On aurait surtout voulu voir davantage Anne Bancroft à l'écran ! Ron Silver est pourtant bon dans ce rôle bien écrit, mais c'est vraiment sa partenaire qui donne les décharges d'énergie nécessaires pour faire avancer l'intrigue. D'ailleurs, les moments les plus mémorables du film sont ceux où elle est au premier plan, à commencer par cette séquence de chantier où elle monte sans casque (!) au sommet d'une construction afin de tancer les ouvriers qui venaient de faire une remarque sexiste à une passante. Elle y est ferme avec une pointe d'ironie, attachante mais sans le désir d'être agréable à ses interlocuteurs, et ce à tel point que son interprétation électrise l'ensemble de la scène. Sa manière de réclamer à boire alors qu'elle se retrouve en prison pour une énième fois, à cause de son militantisme, est également le signe d'un personnage fort qui refuse de se laisser abattre, chose qui va de pair avec son mépris des larmes lorsqu'elle apprend qu'elle est condamnée. De la sorte, sans esquiver la douleur de l'annonce, elle la dissimule derrière une forme d'irritation, puisqu'elle regrette que le médecin n'ait pas osé lui avouer la gravité de son mal en personne. Elle voulait être la première à ne jamais mourir, mais il lui faut se rendre à l'évidence. L'acceptation arrive dans sa dernière scène où, très diminuée, elle ressent une joie immense de voir son idole devant elle, et lui raconte sa vie en un monologue formidablement nuancé entre joie et tristesse. Mais comme le film se présente avant tout comme une comédie, c'est finalement l'enthousiasme qui l'emporte, à en juger par la manière fort joviale, pour ne pas dire excitée, avec laquelle Estelle raconte l'entrevue à Gilbert.
À la recherche de Garbo est finalement un joli film, qui partait avec une excellente idée de base, mais qui ne tient pas tout à fait ses promesses en cours de route. Développer davantage la relation entre les deux protagonistes, et insuffler un peu plus d'énergie dans la très longue quête centrale, auraient sûrement permis de donner une autre envergure au projet.
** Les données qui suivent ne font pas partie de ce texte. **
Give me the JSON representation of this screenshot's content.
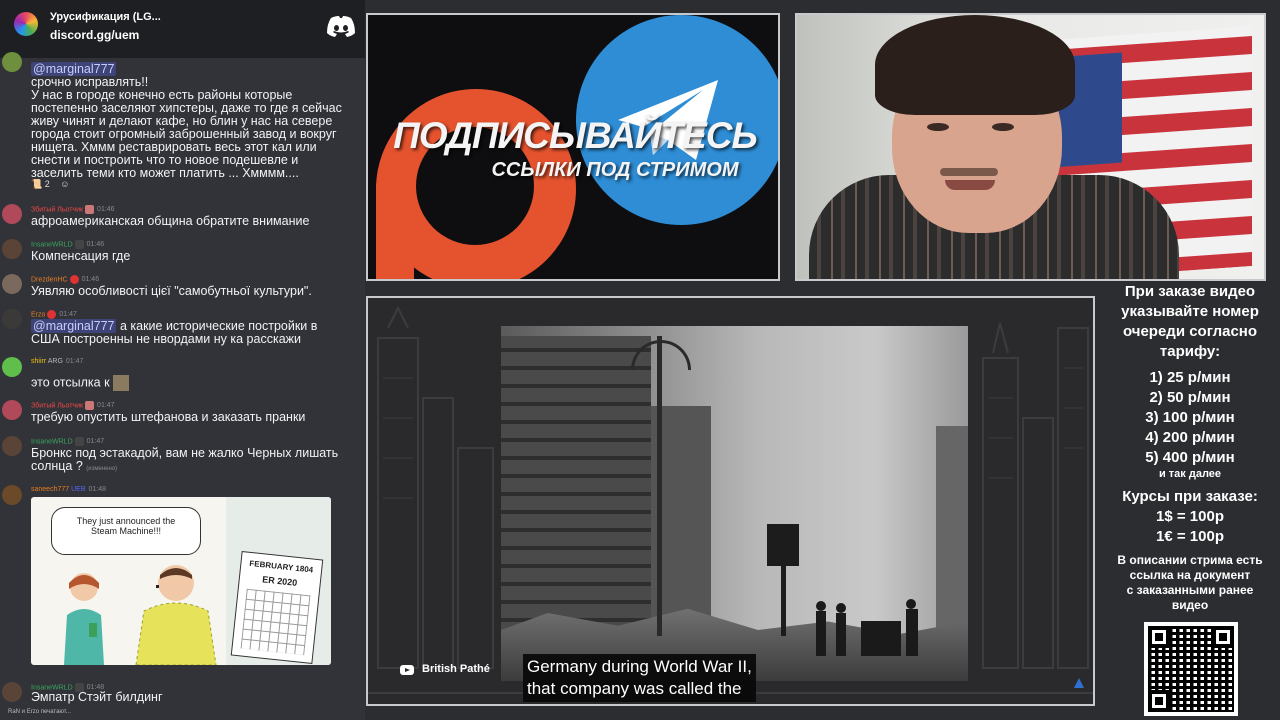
{
  "chat": {
    "server_name": "Урусификация (LG...",
    "server_link": "discord.gg/uem",
    "big_message": {
      "mention": "@marginal777",
      "lines": [
        "срочно исправлять!!",
        "У нас в городе конечно есть районы которые",
        "постепенно заселяют хипстеры, даже то где я сейчас",
        "живу чинят и делают кафе, но блин у нас на севере",
        "города стоит огромный заброшенный завод и вокруг",
        "нищета. Хммм реставрировать весь этот кал или",
        "снести и построить что то  новое подешевле и",
        "заселить теми кто может платить ... Хмммм...."
      ],
      "reaction_count": "2"
    },
    "messages": [
      {
        "user": "Збитый Льотчик",
        "time": "01:46",
        "user_color": "#f04747",
        "text": "афроамериканская община обратите внимание"
      },
      {
        "user": "InsaneWRLD",
        "time": "01:46",
        "user_color": "#3ba55d",
        "text": "Компенсация где"
      },
      {
        "user": "DrezdenHC",
        "time": "01:46",
        "user_color": "#e67e22",
        "text": "Уявляю особливості цієї \"самобутньої культури\"."
      },
      {
        "user": "Erzo",
        "time": "01:47",
        "user_color": "#e67e22",
        "mention": "@marginal777",
        "text": " а какие исторические постройки в",
        "text2": "США построенны не нвордами ну ка расскажи"
      },
      {
        "user": "shiirr",
        "time": "01:47",
        "user_color": "#f1c40f",
        "tag": "ARG",
        "text": "это отсылка к"
      },
      {
        "user": "Збитый Льотчик",
        "time": "01:47",
        "user_color": "#f04747",
        "text": "требую опустить штефанова и заказать пранки"
      },
      {
        "user": "InsaneWRLD",
        "time": "01:47",
        "user_color": "#3ba55d",
        "text": "Бронкс под эстакадой, вам не жалко Черных лишать",
        "text2": "солнца ?",
        "edited": "(изменено)"
      },
      {
        "user": "saneech777",
        "time": "01:48",
        "user_color": "#e67e22",
        "tag": "UEB"
      },
      {
        "user": "InsaneWRLD",
        "time": "01:48",
        "user_color": "#3ba55d",
        "text": "Эмпатр Стэйт билдинг"
      }
    ],
    "comic": {
      "bubble_line1": "They just announced the",
      "bubble_line2": "Steam Machine!!!",
      "calendar_top": "FEBRUARY 1804",
      "calendar_bottom": "ER 2020"
    },
    "typing": "RaN и Erzo печатают..."
  },
  "promo": {
    "title": "ПОДПИСЫВАЙТЕСЬ",
    "subtitle": "ССЫЛКИ ПОД СТРИМОМ"
  },
  "video": {
    "channel": "British Pathé",
    "caption_line1": "Germany during World War II,",
    "caption_line2": "that company was called the"
  },
  "info": {
    "heading": [
      "При заказе видео",
      "указывайте номер",
      "очереди согласно",
      "тарифу:"
    ],
    "tariffs": [
      "1) 25 р/мин",
      "2) 50 р/мин",
      "3) 100 р/мин",
      "4) 200 р/мин",
      "5) 400 р/мин"
    ],
    "etc": "и так далее",
    "rates_title": "Курсы при заказе:",
    "rates": [
      "1$ = 100р",
      "1€ = 100р"
    ],
    "note": [
      "В описании стрима есть",
      "ссылка на документ",
      "с заказанными ранее",
      "видео"
    ]
  },
  "colors": {
    "discord_bg": "#313338",
    "patreon": "#e5532e",
    "telegram": "#2e8dd5",
    "mention_bg": "#5865f2"
  }
}
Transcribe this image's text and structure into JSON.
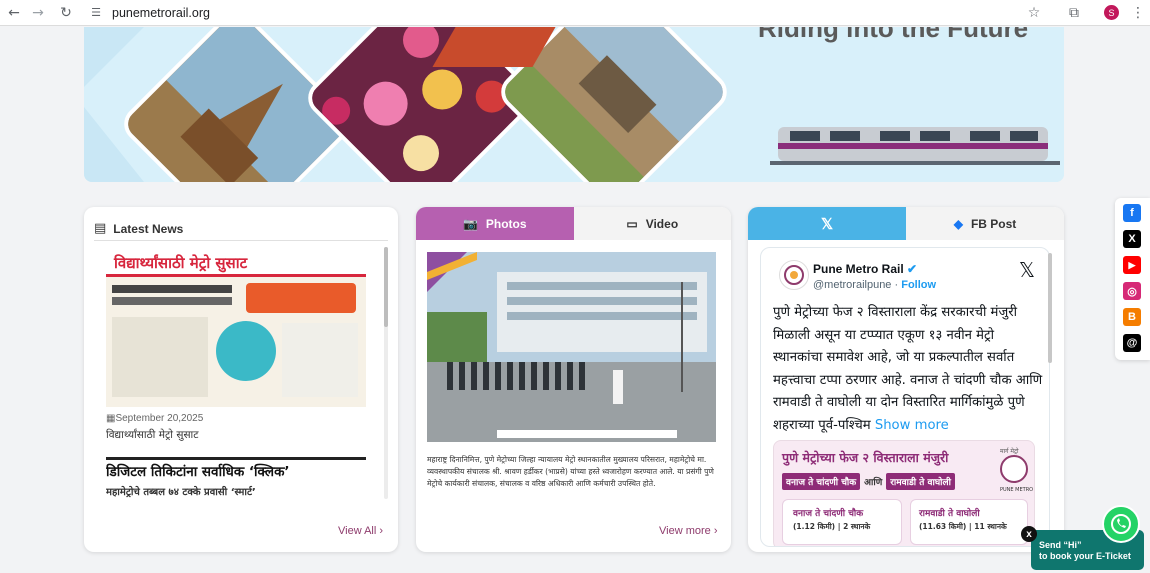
{
  "browser": {
    "url": "punemetrorail.org",
    "avatar_letter": "S",
    "icons": [
      "back-icon",
      "forward-icon",
      "reload-icon",
      "site-settings-icon",
      "bookmark-star-icon",
      "extensions-icon",
      "profile-avatar"
    ]
  },
  "banner": {
    "tagline": "Riding into the Future"
  },
  "news": {
    "heading": "Latest News",
    "items": [
      {
        "headline_in_image": "विद्यार्थ्यांसाठी मेट्रो सुसाट",
        "date": "September 20,2025",
        "title": "विद्यार्थ्यांसाठी मेट्रो सुसाट"
      },
      {
        "headline_in_image": "डिजिटल तिकिटांना सर्वाधिक ‘क्लिक’",
        "subline_in_image": "महामेट्रोचे तब्बल ७४ टक्के प्रवासी ‘स्मार्ट’"
      }
    ],
    "view_all": "View All"
  },
  "media": {
    "tabs": [
      {
        "label": "Photos",
        "icon": "camera-icon",
        "active": true
      },
      {
        "label": "Video",
        "icon": "video-icon",
        "active": false
      }
    ],
    "caption": "महाराष्ट्र दिनानिमित्त, पुणे मेट्रोच्या जिल्हा न्यायालय मेट्रो स्थानकातील मुख्यालय परिसरात, महामेट्रोचे मा. व्यवस्थापकीय संचालक श्री. श्रावण हर्डीकर (भाप्रसे) यांच्या हस्ते ध्वजारोहण करण्यात आले. या प्रसंगी पुणे मेट्रोचे कार्यकारी संचालक, संचालक व वरिष्ठ अधिकारी आणि कर्मचारी उपस्थित होते.",
    "view_more": "View more"
  },
  "social_feed": {
    "tabs": [
      {
        "label": "",
        "icon": "x-logo-icon",
        "active": true
      },
      {
        "label": "FB Post",
        "icon": "fb-post-icon",
        "active": false
      }
    ],
    "tweet": {
      "name": "Pune Metro Rail",
      "handle": "@metrorailpune",
      "follow": "Follow",
      "text": "पुणे मेट्रोच्या फेज २ विस्ताराला केंद्र सरकारची मंजुरी मिळाली असून या टप्प्यात एकूण १३ नवीन मेट्रो स्थानकांचा समावेश आहे, जो या प्रकल्पातील सर्वात महत्त्वाचा टप्पा ठरणार आहे. वनाज ते चांदणी चौक आणि रामवाडी ते वाघोली या दोन विस्तारित मार्गिकांमुळे पुणे शहराच्या पूर्व-पश्चिम",
      "show_more": "Show more",
      "image": {
        "title": "पुणे मेट्रोच्या फेज २ विस्ताराला मंजुरी",
        "route1": "वनाज ते चांदणी चौक",
        "and": "आणि",
        "route2": "रामवाडी ते वाघोली",
        "box1_title": "वनाज ते चांदणी चौक",
        "box1_sub": "(1.12 किमी) | 2 स्थानके",
        "box2_title": "रामवाडी ते वाघोली",
        "box2_sub": "(11.63 किमी) | 11 स्थानके",
        "logo_text": "PUNE METRO",
        "badge": "मार्ग मेट्रो"
      }
    }
  },
  "social_bar": [
    {
      "icon": "facebook-icon",
      "color": "#1877f2",
      "glyph": "f"
    },
    {
      "icon": "x-icon",
      "color": "#000000",
      "glyph": "X"
    },
    {
      "icon": "youtube-icon",
      "color": "#ff0000",
      "glyph": "▶"
    },
    {
      "icon": "instagram-icon",
      "color": "#d62976",
      "glyph": "◎"
    },
    {
      "icon": "blogger-icon",
      "color": "#f57d00",
      "glyph": "B"
    },
    {
      "icon": "threads-icon",
      "color": "#000000",
      "glyph": "@"
    }
  ],
  "whatsapp": {
    "line1": "Send “Hi”",
    "line2": "to book your E-Ticket",
    "close": "x"
  },
  "colors": {
    "accent_purple": "#b660b0",
    "tab_blue": "#4ab3e6",
    "link_purple": "#8e3b6c",
    "twitter_blue": "#1d9bf0",
    "whatsapp_green": "#25d366",
    "whatsapp_bar": "#0f766e"
  }
}
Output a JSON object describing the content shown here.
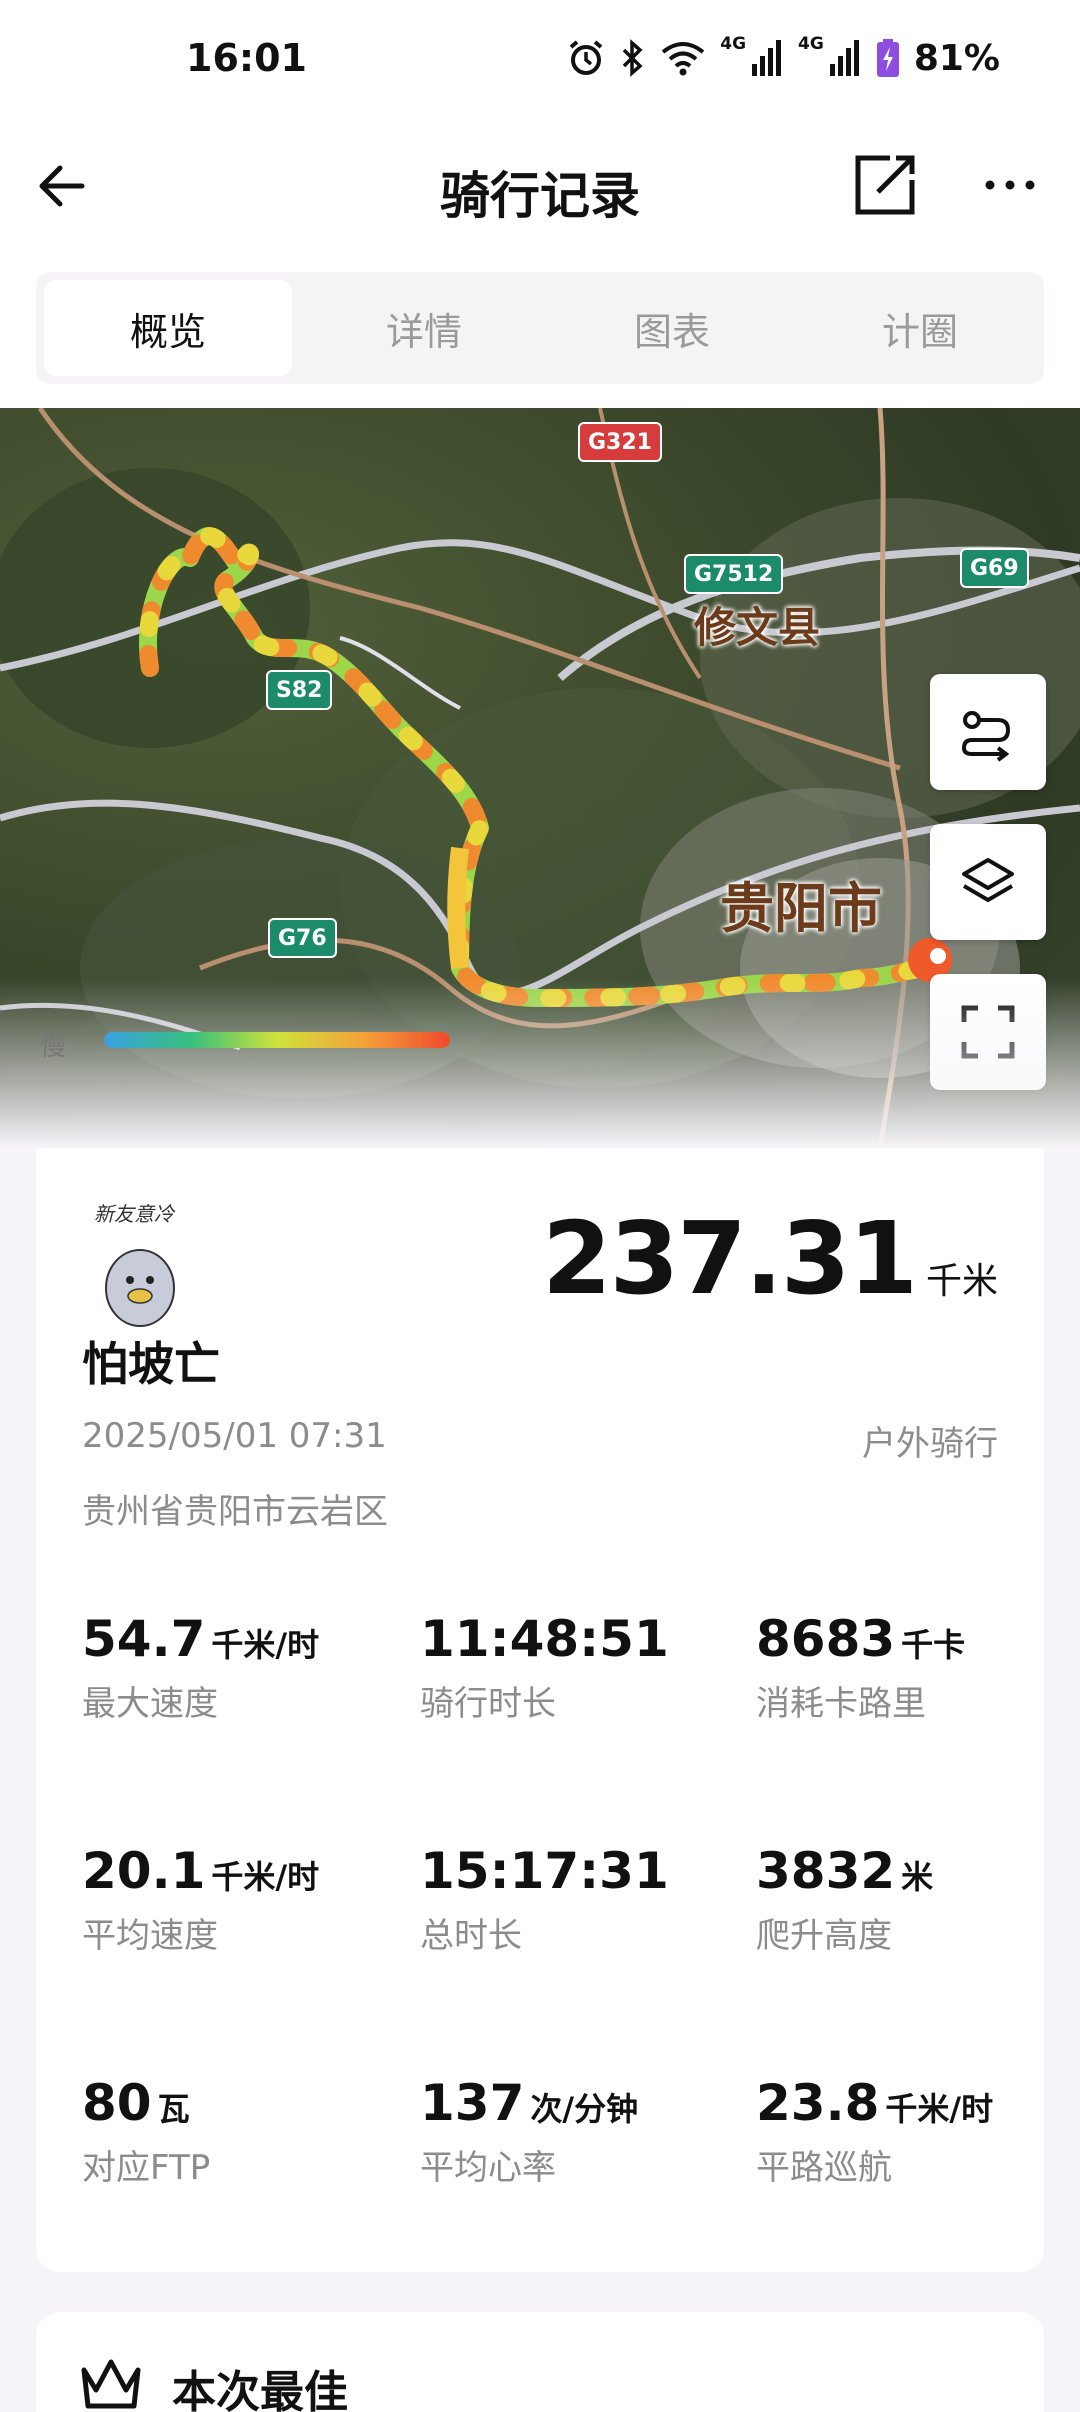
{
  "status_bar": {
    "time": "16:01",
    "network_1": "4G",
    "network_2": "4G",
    "battery": "81%"
  },
  "header": {
    "title": "骑行记录",
    "back_icon": "arrow-left-icon",
    "edit_icon": "edit-share-icon",
    "more_icon": "more-dots-icon"
  },
  "tabs": [
    {
      "label": "概览",
      "active": true
    },
    {
      "label": "详情",
      "active": false
    },
    {
      "label": "图表",
      "active": false
    },
    {
      "label": "计圈",
      "active": false
    }
  ],
  "map": {
    "road_badges": [
      "G321",
      "G7512",
      "G69",
      "S82",
      "G76"
    ],
    "places": [
      "修文县",
      "贵阳市"
    ],
    "legend_label": "慢",
    "controls": [
      "route-icon",
      "layers-icon",
      "fullscreen-icon"
    ]
  },
  "summary": {
    "avatar_caption": "新友意冷",
    "distance": "237.31",
    "distance_unit": "千米",
    "username": "怕坡亡",
    "datetime": "2025/05/01 07:31",
    "activity_type": "户外骑行",
    "location": "贵州省贵阳市云岩区",
    "stats": [
      {
        "value": "54.7",
        "unit": "千米/时",
        "label": "最大速度"
      },
      {
        "value": "11:48:51",
        "unit": "",
        "label": "骑行时长"
      },
      {
        "value": "8683",
        "unit": "千卡",
        "label": "消耗卡路里"
      },
      {
        "value": "20.1",
        "unit": "千米/时",
        "label": "平均速度"
      },
      {
        "value": "15:17:31",
        "unit": "",
        "label": "总时长"
      },
      {
        "value": "3832",
        "unit": "米",
        "label": "爬升高度"
      },
      {
        "value": "80",
        "unit": "瓦",
        "label": "对应FTP"
      },
      {
        "value": "137",
        "unit": "次/分钟",
        "label": "平均心率"
      },
      {
        "value": "23.8",
        "unit": "千米/时",
        "label": "平路巡航"
      }
    ]
  },
  "best": {
    "title": "本次最佳"
  }
}
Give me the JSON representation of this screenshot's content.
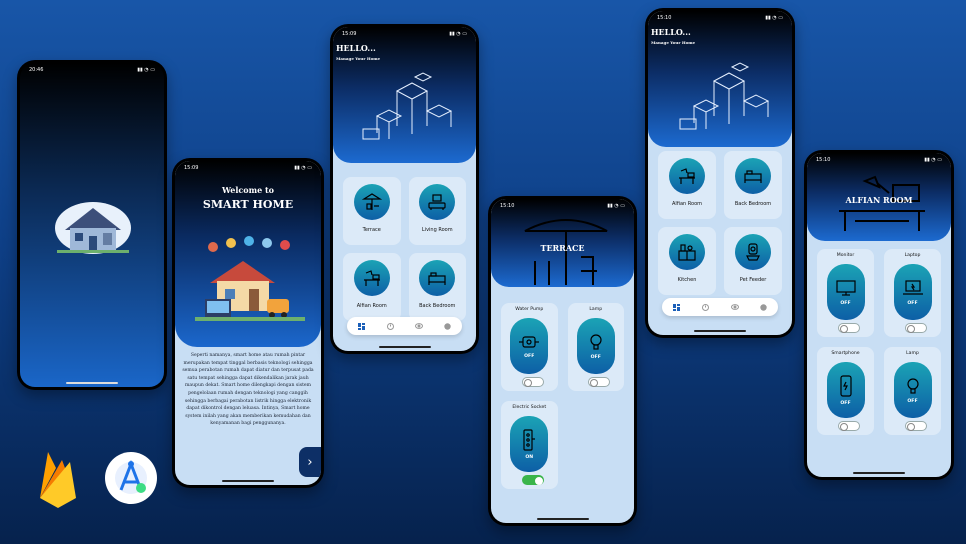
{
  "colors": {
    "accent": "#1b67cc",
    "card": "#dceaf8",
    "toggle_on": "#3bb54a"
  },
  "splash": {
    "status_time": "20:46"
  },
  "welcome": {
    "status_time": "15:09",
    "title_line1": "Welcome to",
    "title_line2": "SMART HOME",
    "description": "Seperti namanya, smart home atau rumah pintar merupakan tempat tinggal berbasis teknologi sehingga semua perabotan rumah dapat diatur dan terpusat pada satu tempat sehingga dapat dikendalikan jarak jauh maupun dekat. Smart home dilengkapi dengan sistem pengelolaan rumah dengan teknologi yang canggih sehingga berbagai perabotan listrik hingga elektronik dapat dikontrol dengan leluasa. Intinya, Smart home system inilah yang akan memberikan kemudahan dan kenyamanan bagi penggunanya.",
    "next_icon": "chevron-right-icon"
  },
  "home1": {
    "status_time": "15:09",
    "greeting": "HELLO...",
    "subtitle": "Manage Your Home",
    "rooms": [
      "Terrace",
      "Living Room",
      "Alfian Room",
      "Back Bedroom"
    ]
  },
  "terrace": {
    "status_time": "15:10",
    "title": "TERRACE",
    "devices": [
      {
        "name": "Water Pump",
        "state": "OFF",
        "on": false
      },
      {
        "name": "Lamp",
        "state": "OFF",
        "on": false
      },
      {
        "name": "Electric Socket",
        "state": "ON",
        "on": true
      }
    ]
  },
  "home2": {
    "status_time": "15:10",
    "greeting": "HELLO...",
    "subtitle": "Manage Your Home",
    "rooms": [
      "Alfian Room",
      "Back Bedroom",
      "Kitchen",
      "Pet Feeder"
    ]
  },
  "alfian": {
    "status_time": "15:10",
    "title": "ALFIAN ROOM",
    "devices": [
      {
        "name": "Monitor",
        "state": "OFF",
        "on": false
      },
      {
        "name": "Laptop",
        "state": "OFF",
        "on": false
      },
      {
        "name": "Smartphone",
        "state": "OFF",
        "on": false
      },
      {
        "name": "Lamp",
        "state": "OFF",
        "on": false
      }
    ]
  },
  "nav_icons": [
    "grid-icon",
    "timer-icon",
    "eye-icon",
    "info-icon"
  ],
  "logos": [
    "firebase-logo",
    "android-studio-logo"
  ]
}
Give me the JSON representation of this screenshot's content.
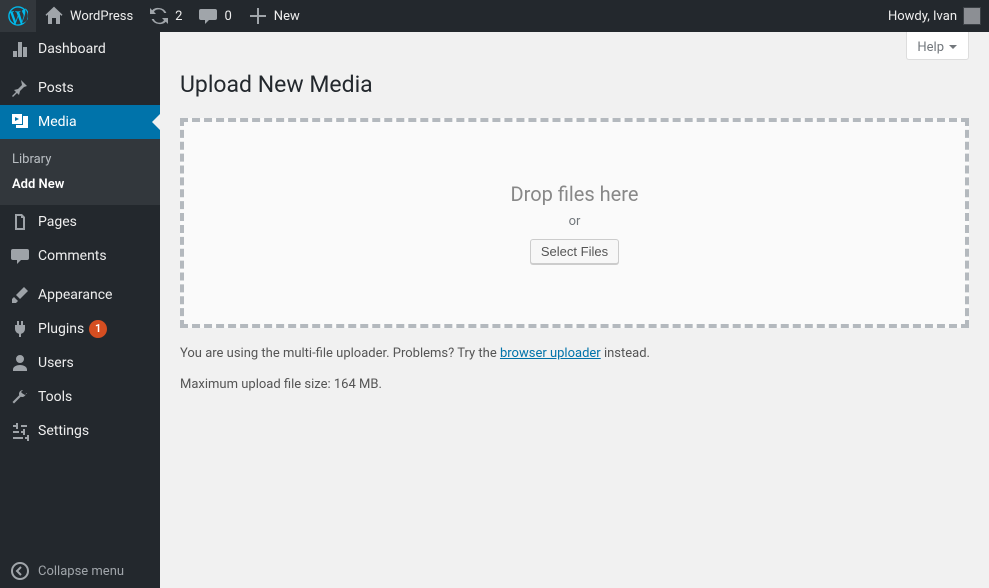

Celui-ci est aimable en l'état, mais les cinéphiles, qui restent le cœur de cible visé par le film, attendaient forcément plus. Le parallèle entre la vie réelle et le cinéma, à commencer par le trépas de Marguerite préfigurant celui d'Estelle, sont bien esquissés mais auraient dû s'assumer davantage. Cela n'en reste pas moins un joli rôle pour Anne Bancroft, et à travers elle un portrait flatteur pour Greta Garbo, dont il est révélé qu'elle déteste la guerre et affectionne surtout les choses simples du quotidien. De même, on se contentera de ce qu'on nous présente, en dépit d'un certain regret de rester un peu sur sa faim.